Three more science teachers from the William S. Hart Union High School District in Santa Clarita had the experience of a lifetime when they flew last Monday on a NASA mission.

Ravinder Athwal (Bowman), Tom Gavin (West Ranch) and Judy Jennings (Hart) had to first go through safety and mission training, and endured several flight postponements, before finally getting off the ground out of Palmdale.

The mission was on NASA’s Stratospheric Observatory for Infrared Astronomy (SOFIA), which is a Boeing 747 that has been converted into a flying observatory.  A 15-ton, infrared telescope was built into the fuselage of the aircraft, with the interior of the plane filled with computers and instrumentation capturing raw data from the cosmos.

The 10-hour flight took the teachers, researchers and technicians out over the Pacific Ocean northwest of San Francisco, south toward Hawaii before returning back to Palmdale.
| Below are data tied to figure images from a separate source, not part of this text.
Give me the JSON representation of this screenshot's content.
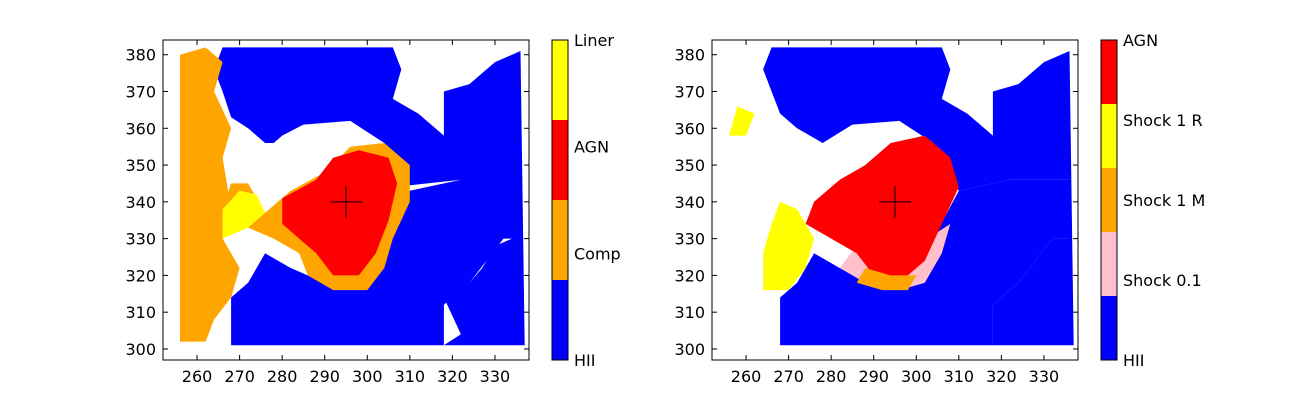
{
  "chart_data": [
    {
      "type": "heatmap",
      "title": "",
      "xlabel": "",
      "ylabel": "",
      "xlim": [
        252,
        338
      ],
      "ylim": [
        297,
        384
      ],
      "xticks": [
        260,
        270,
        280,
        290,
        300,
        310,
        320,
        330
      ],
      "yticks": [
        300,
        310,
        320,
        330,
        340,
        350,
        360,
        370,
        380
      ],
      "grid": false,
      "marker": {
        "x": 295,
        "y": 340,
        "symbol": "+"
      },
      "colorbar": {
        "categories": [
          "HII",
          "Comp",
          "AGN",
          "Liner"
        ],
        "colors": [
          "#0000ff",
          "#ffa500",
          "#ff0000",
          "#ffff00"
        ],
        "labels": [
          "HII",
          "Comp",
          "AGN",
          "Liner"
        ]
      },
      "regions": [
        {
          "class": "HII",
          "polygon": [
            [
              268,
              301
            ],
            [
              318,
              301
            ],
            [
              322,
              304
            ],
            [
              318,
              314
            ],
            [
              324,
              318
            ],
            [
              327,
              322
            ],
            [
              330,
              328
            ],
            [
              334,
              330
            ],
            [
              335,
              342
            ],
            [
              322,
              346
            ],
            [
              306,
              344
            ],
            [
              304,
              356
            ],
            [
              296,
              362
            ],
            [
              285,
              361
            ],
            [
              280,
              358
            ],
            [
              278,
              356
            ],
            [
              276,
              356
            ],
            [
              272,
              360
            ],
            [
              268,
              363
            ],
            [
              266,
              370
            ],
            [
              264,
              376
            ],
            [
              266,
              382
            ],
            [
              290,
              382
            ],
            [
              306,
              382
            ],
            [
              308,
              376
            ],
            [
              306,
              368
            ],
            [
              312,
              364
            ],
            [
              318,
              358
            ],
            [
              318,
              370
            ],
            [
              324,
              372
            ],
            [
              330,
              378
            ],
            [
              336,
              381
            ],
            [
              337,
              301
            ]
          ]
        },
        {
          "class": "HII",
          "polygon": [
            [
              268,
              301
            ],
            [
              318,
              301
            ],
            [
              318,
              312
            ],
            [
              324,
              318
            ],
            [
              328,
              324
            ],
            [
              332,
              330
            ],
            [
              336,
              330
            ],
            [
              336,
              346
            ],
            [
              322,
              346
            ],
            [
              310,
              343
            ],
            [
              304,
              330
            ],
            [
              300,
              322
            ],
            [
              290,
              318
            ],
            [
              282,
              322
            ],
            [
              276,
              326
            ],
            [
              272,
              318
            ],
            [
              268,
              314
            ],
            [
              268,
              301
            ]
          ]
        },
        {
          "class": "Comp",
          "polygon": [
            [
              276,
              337
            ],
            [
              282,
              343
            ],
            [
              290,
              348
            ],
            [
              296,
              355
            ],
            [
              304,
              356
            ],
            [
              310,
              350
            ],
            [
              310,
              340
            ],
            [
              306,
              330
            ],
            [
              304,
              322
            ],
            [
              300,
              316
            ],
            [
              292,
              316
            ],
            [
              286,
              320
            ],
            [
              284,
              326
            ],
            [
              278,
              330
            ],
            [
              272,
              333
            ],
            [
              266,
              338
            ],
            [
              268,
              345
            ],
            [
              272,
              345
            ]
          ]
        },
        {
          "class": "AGN",
          "polygon": [
            [
              280,
              341
            ],
            [
              288,
              346
            ],
            [
              292,
              352
            ],
            [
              298,
              354
            ],
            [
              305,
              352
            ],
            [
              307,
              345
            ],
            [
              305,
              335
            ],
            [
              302,
              326
            ],
            [
              298,
              320
            ],
            [
              292,
              320
            ],
            [
              288,
              326
            ],
            [
              284,
              330
            ],
            [
              280,
              334
            ]
          ]
        },
        {
          "class": "Comp",
          "polygon": [
            [
              256,
              302
            ],
            [
              262,
              302
            ],
            [
              264,
              308
            ],
            [
              268,
              314
            ],
            [
              270,
              322
            ],
            [
              266,
              330
            ],
            [
              268,
              338
            ],
            [
              266,
              352
            ],
            [
              268,
              360
            ],
            [
              264,
              370
            ],
            [
              266,
              378
            ],
            [
              262,
              382
            ],
            [
              256,
              380
            ],
            [
              256,
              302
            ]
          ]
        },
        {
          "class": "Liner",
          "polygon": [
            [
              266,
              330
            ],
            [
              272,
              333
            ],
            [
              276,
              337
            ],
            [
              274,
              342
            ],
            [
              270,
              343
            ],
            [
              266,
              338
            ]
          ]
        }
      ]
    },
    {
      "type": "heatmap",
      "title": "",
      "xlabel": "",
      "ylabel": "",
      "xlim": [
        252,
        338
      ],
      "ylim": [
        297,
        384
      ],
      "xticks": [
        260,
        270,
        280,
        290,
        300,
        310,
        320,
        330
      ],
      "yticks": [
        300,
        310,
        320,
        330,
        340,
        350,
        360,
        370,
        380
      ],
      "grid": false,
      "marker": {
        "x": 295,
        "y": 340,
        "symbol": "+"
      },
      "colorbar": {
        "categories": [
          "HII",
          "Shock 0.1",
          "Shock 1 M",
          "Shock 1 R",
          "AGN"
        ],
        "colors": [
          "#0000ff",
          "#ffc0cb",
          "#ffa500",
          "#ffff00",
          "#ff0000"
        ],
        "labels": [
          "HII",
          "Shock 0.1",
          "Shock 1 M",
          "Shock 1 R",
          "AGN"
        ]
      },
      "regions": [
        {
          "class": "HII",
          "polygon": [
            [
              268,
              301
            ],
            [
              318,
              301
            ],
            [
              318,
              312
            ],
            [
              324,
              318
            ],
            [
              328,
              324
            ],
            [
              332,
              330
            ],
            [
              336,
              330
            ],
            [
              336,
              346
            ],
            [
              322,
              346
            ],
            [
              310,
              343
            ],
            [
              304,
              356
            ],
            [
              296,
              362
            ],
            [
              285,
              361
            ],
            [
              278,
              356
            ],
            [
              272,
              360
            ],
            [
              268,
              364
            ],
            [
              266,
              370
            ],
            [
              264,
              376
            ],
            [
              266,
              382
            ],
            [
              306,
              382
            ],
            [
              308,
              376
            ],
            [
              306,
              368
            ],
            [
              312,
              364
            ],
            [
              318,
              358
            ],
            [
              318,
              370
            ],
            [
              324,
              372
            ],
            [
              330,
              378
            ],
            [
              336,
              381
            ],
            [
              337,
              301
            ]
          ]
        },
        {
          "class": "HII",
          "polygon": [
            [
              268,
              301
            ],
            [
              318,
              301
            ],
            [
              318,
              312
            ],
            [
              324,
              318
            ],
            [
              328,
              324
            ],
            [
              332,
              330
            ],
            [
              336,
              330
            ],
            [
              336,
              346
            ],
            [
              322,
              346
            ],
            [
              310,
              343
            ],
            [
              304,
              330
            ],
            [
              300,
              322
            ],
            [
              290,
              318
            ],
            [
              282,
              322
            ],
            [
              276,
              326
            ],
            [
              272,
              318
            ],
            [
              268,
              314
            ],
            [
              268,
              301
            ]
          ]
        },
        {
          "class": "Shock 0.1",
          "polygon": [
            [
              282,
              322
            ],
            [
              288,
              318
            ],
            [
              296,
              316
            ],
            [
              302,
              318
            ],
            [
              306,
              326
            ],
            [
              308,
              334
            ],
            [
              300,
              328
            ],
            [
              292,
              326
            ],
            [
              286,
              328
            ]
          ]
        },
        {
          "class": "AGN",
          "polygon": [
            [
              276,
              340
            ],
            [
              282,
              346
            ],
            [
              288,
              350
            ],
            [
              294,
              356
            ],
            [
              302,
              358
            ],
            [
              308,
              352
            ],
            [
              310,
              344
            ],
            [
              306,
              334
            ],
            [
              302,
              324
            ],
            [
              296,
              318
            ],
            [
              290,
              320
            ],
            [
              286,
              326
            ],
            [
              280,
              330
            ],
            [
              274,
              334
            ]
          ]
        },
        {
          "class": "Shock 1 M",
          "polygon": [
            [
              286,
              318
            ],
            [
              292,
              316
            ],
            [
              298,
              316
            ],
            [
              300,
              320
            ],
            [
              294,
              320
            ],
            [
              288,
              322
            ]
          ]
        },
        {
          "class": "Shock 1 R",
          "polygon": [
            [
              264,
              316
            ],
            [
              270,
              316
            ],
            [
              274,
              322
            ],
            [
              276,
              330
            ],
            [
              272,
              338
            ],
            [
              268,
              340
            ],
            [
              266,
              334
            ],
            [
              264,
              326
            ]
          ]
        },
        {
          "class": "Shock 1 R",
          "polygon": [
            [
              256,
              358
            ],
            [
              260,
              358
            ],
            [
              262,
              364
            ],
            [
              258,
              366
            ]
          ]
        }
      ]
    }
  ]
}
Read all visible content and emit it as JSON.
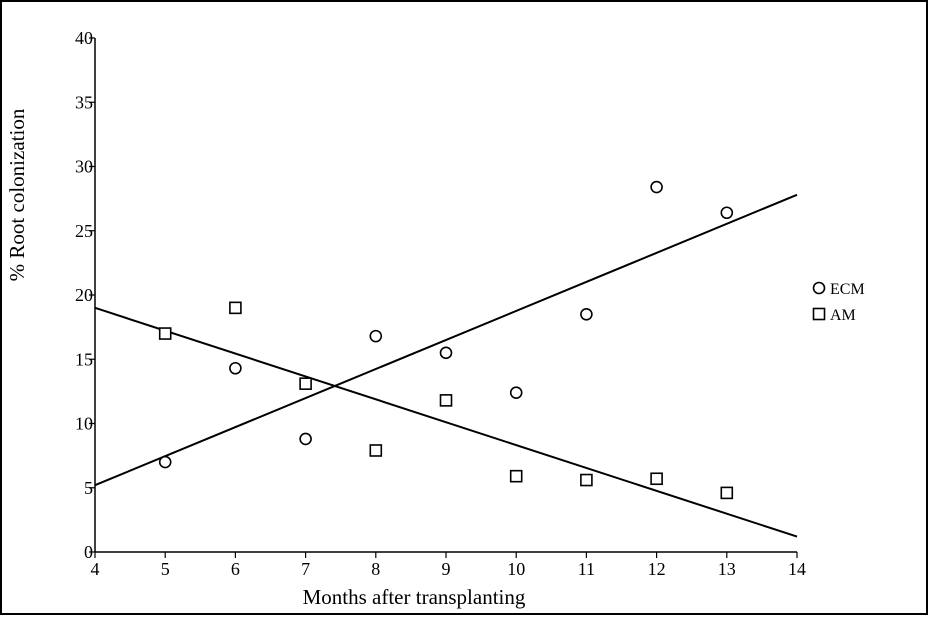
{
  "chart_data": {
    "type": "scatter",
    "xlabel": "Months after transplanting",
    "ylabel": "% Root colonization",
    "xlim": [
      4,
      14
    ],
    "ylim": [
      0,
      40
    ],
    "x_ticks": [
      "4",
      "5",
      "6",
      "7",
      "8",
      "9",
      "10",
      "11",
      "12",
      "13",
      "14"
    ],
    "y_ticks": [
      "0",
      "5",
      "10",
      "15",
      "20",
      "25",
      "30",
      "35",
      "40"
    ],
    "grid": false,
    "legend_position": "right",
    "series": [
      {
        "name": "ECM",
        "marker": "circle",
        "points": [
          {
            "x": 5,
            "y": 7.0
          },
          {
            "x": 6,
            "y": 14.3
          },
          {
            "x": 7,
            "y": 8.8
          },
          {
            "x": 8,
            "y": 16.8
          },
          {
            "x": 9,
            "y": 15.5
          },
          {
            "x": 10,
            "y": 12.4
          },
          {
            "x": 11,
            "y": 18.5
          },
          {
            "x": 12,
            "y": 28.4
          },
          {
            "x": 13,
            "y": 26.4
          }
        ],
        "fit_line": {
          "x": [
            4,
            14
          ],
          "y": [
            5.2,
            27.8
          ]
        }
      },
      {
        "name": "AM",
        "marker": "square",
        "points": [
          {
            "x": 5,
            "y": 17.0
          },
          {
            "x": 6,
            "y": 19.0
          },
          {
            "x": 7,
            "y": 13.1
          },
          {
            "x": 8,
            "y": 7.9
          },
          {
            "x": 9,
            "y": 11.8
          },
          {
            "x": 10,
            "y": 5.9
          },
          {
            "x": 11,
            "y": 5.6
          },
          {
            "x": 12,
            "y": 5.7
          },
          {
            "x": 13,
            "y": 4.6
          }
        ],
        "fit_line": {
          "x": [
            4,
            14
          ],
          "y": [
            19.0,
            1.2
          ]
        }
      }
    ]
  }
}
The telescope first found Neptune to calibrate before studying various stars 100 light years away. Athwal, Gavin and Jennings now join Sarah Arndt (Saugus), Christine Hirst (West Ranch) and Lydia Gonzalez-Jimenez (Canyon) as science teachers from the Hart District who have flown on SOFIA.

Jennings, a physics and engineering teacher at Hart High School, said the experience made an impact on her life as a teacher that will last a lifetime.

“This experience has equipped me with new knowledge about how scientific research is conducted and about the associated career paths that are available to my students,” Jennings said.  “The demonstration of impeccable precision, determination and communication among the members of the SOFIA team has left me in awe.”

The teachers were selected in February 2017, as Airborne Astronomy Ambassadors for NASA offering real experiences with scientists and astronomers on board SOFIA.  NASA then provides curriculum the teachers can bring back into the classroom after the flight to share with their students.

Thirty nine teachers were chosen from across the country, with 12 of those teachers coming from the Hart School District.

Athwal, a science teacher and current Teacher of the Year at Bowman High School, said the experience let him see the intricacies required to conduct this science and the scores of people who must work as a team for a successful conclusion.

“Because of my experience talking to the different people on the SOFIA mission, I am now able to give my students an expectation that they too can aspire to work with NASA in a variety of positions,” Athwal said.

The Hart School District’s remaining teachers will fly on two separate missions next fall.